Banyak netizen mengecam tindakan tersebut di media sosial dan menuntut tindakan tegas terhadap pihak-pihak yang terlibat.
Mereka berharap pihak berwenang segera turun tangan untuk mengusut tuntas kasus ini dan memberikan keadilan bagi para murid dan orang tua.
“Jika benar ada pungli di SMA 19 Makassar, ini sangat mencoreng dunia pendidikan kita. Semua pihak harus bertindak tegas dan menghentikan praktik ini,” komentar akun @sh***.
Ahyar juga menambahkan bahwa dana yang terkumpul dari sumbangan sukarela orang tua murid akan digunakan untuk meningkatkan keamanan dan fasilitas sekolah, termasuk pengadaan CCTV yang dapat membantu mengurangi kasus pencurian dan kekerasan di lingkungan sekolah.
“Jika orang tua murid bersedia berpartisipasi, kami sangat menghargainya. Namun, jika mereka tidak mampu atau keberatan, tidak ada paksaan dari pihak sekolah,” tegas Ahyar.

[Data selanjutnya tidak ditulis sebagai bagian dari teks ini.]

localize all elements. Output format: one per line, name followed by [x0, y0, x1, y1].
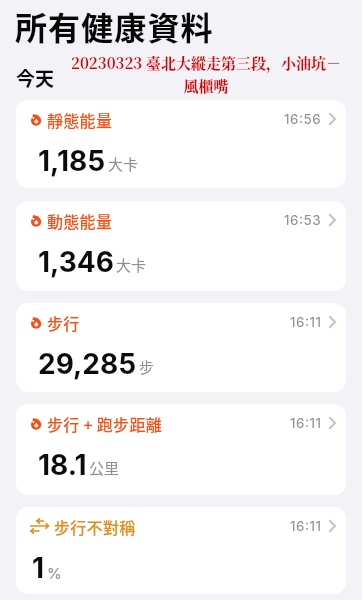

Sementara itu, publik menunggu tindakan lebih lanjut dari pihak berwenang terkait dugaan pungli ini.
Transparansi dan keadilan dalam pengelolaan dana sekolah menjadi perhatian utama, mengingat pentingnya menjaga integritas dan kepercayaan dalam sistem pendidikan.
Kasus ini mencerminkan perlunya pengawasan ketat terhadap penggunaan dana BOS dan pentingnya keterbukaan antara pihak sekolah dan orang tua murid.
Diharapkan, kejadian seperti ini tidak akan terulang lagi di masa depan, sehingga pendidikan dapat berjalan dengan adil dan transparan. (*/Shofia)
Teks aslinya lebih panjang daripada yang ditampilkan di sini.